The DOL’s announcement of the final rule noted that “misclassification of employees as independent contractors may deny workers minimum wage, overtime pay, and other protections.” The DOL also stated that the final rule "will reduce the risk that employees are misclassified…while providing added certainty for businesses that engage (or wish to engage) with individuals who are in business for themselves.”
Business groups responded to the announcement with criticism and have suggested they may challenge the final rule in court. Marc Freedman, Vice President of Workplace Policy for the U.S. Chamber of Commerce, issued a statement summarizing the concerns of many businesses. Mr. Freedman stated that the new regulation:
[I]s clearly biased towards declaring most independent contractors as employees, a move that will decrease flexibility and opportunity and result in lost earning opportunities for millions of Americans. It threatens the flexibility of individuals to work when and how they want and could have significant negative impacts on our economy. Making matters worse, the rule is completely unnecessary, as the Department continues to report success in cracking down on bad actors that are misclassifying workers.
Senator Bill Cassidy, M.D. (R-LA), ranking member on the Senate Committee on Health, Education, Labor and Pensions (HELP), has also indicated he will introduce a Congressional Review Act (CRA) resolution to repeal the rule. Dr. Cassidy tied his criticism of the rule to concerns that employees can be forced or coerced into working with unions, stating “Independent contractors, or freelancers, are shielded from forced or coerced unionization that would strip their flexibility away. This has made eliminating freelancing a top priority for large labor unions who want more workers paying forced union dues.” This criticism appears to conflate the DOL’s FLSA enforcement with the NLRB’s enforcement of the National Labor Relations Act. However, in The Atlanta Opera, Inc., the NLRB also recently shifted away from Trump-era precedent and back to an earlier standard viewed as more employee friendly.

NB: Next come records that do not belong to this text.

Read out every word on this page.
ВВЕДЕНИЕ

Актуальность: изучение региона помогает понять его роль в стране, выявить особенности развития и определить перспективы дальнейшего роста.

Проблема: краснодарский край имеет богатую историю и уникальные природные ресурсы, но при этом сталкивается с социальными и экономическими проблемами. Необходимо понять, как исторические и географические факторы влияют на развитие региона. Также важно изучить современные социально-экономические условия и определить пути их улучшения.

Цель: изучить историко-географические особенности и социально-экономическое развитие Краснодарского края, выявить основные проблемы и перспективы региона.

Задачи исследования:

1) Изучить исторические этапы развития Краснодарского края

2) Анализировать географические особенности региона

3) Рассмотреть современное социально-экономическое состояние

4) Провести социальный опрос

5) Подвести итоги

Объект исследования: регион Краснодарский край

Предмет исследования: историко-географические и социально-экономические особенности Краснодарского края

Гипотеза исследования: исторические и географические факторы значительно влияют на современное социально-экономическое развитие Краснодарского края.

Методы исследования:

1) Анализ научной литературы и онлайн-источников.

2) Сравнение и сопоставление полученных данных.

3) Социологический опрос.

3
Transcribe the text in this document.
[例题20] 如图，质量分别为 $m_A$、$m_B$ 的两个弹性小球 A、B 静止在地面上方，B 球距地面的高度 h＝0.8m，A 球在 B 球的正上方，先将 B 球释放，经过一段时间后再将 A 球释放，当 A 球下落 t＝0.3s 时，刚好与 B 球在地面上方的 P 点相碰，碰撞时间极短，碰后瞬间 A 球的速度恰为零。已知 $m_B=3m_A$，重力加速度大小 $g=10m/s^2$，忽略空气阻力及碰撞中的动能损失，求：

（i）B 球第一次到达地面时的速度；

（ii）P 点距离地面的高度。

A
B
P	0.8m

The old-and-new economic realities test considers the following six factors:
- The opportunity for profit or loss a worker might have;
- The financial stake and nature of any resources a worker has invested in the work;
- The degree of permanence of the work relationship;
- The degree of control an employer has over the person’s work;
- Whether the work the person does is essential to the employer’s business; and
- The worker’s skill and initiative.
While the rule in place from March 8, 2021 through March 11, 2024 emphasized the first and fourth factors as the most probative of a worker’s economic dependence on a company, the new rule weighs all of the factors equally. The DOL’s Small Entity Compliance Guide provides further insight into the agency’s view of each factor. Notably, the examples contained in that compliance guide share common features with the old IRS 20 Factor Test, which is one version of a common law test for independent contractor status and remains useful in structuring independent contractor arrangements. (The IRS now uses a simplified three factor common law test).
Employers should anticipate increased challenges in appropriately structuring and defending independent contractor relationships. Wise employers will place increased scrutiny on these relationships and revisit their agreements with independent contractors. Maynard Nexsen’s Labor and Employment team is prepared to assist our clients in evaluating whether their current agreements accurately describe relationships with independent contractors and whether any changes can be made to reinforce appropriate classification in how those relationships and agreements are structured.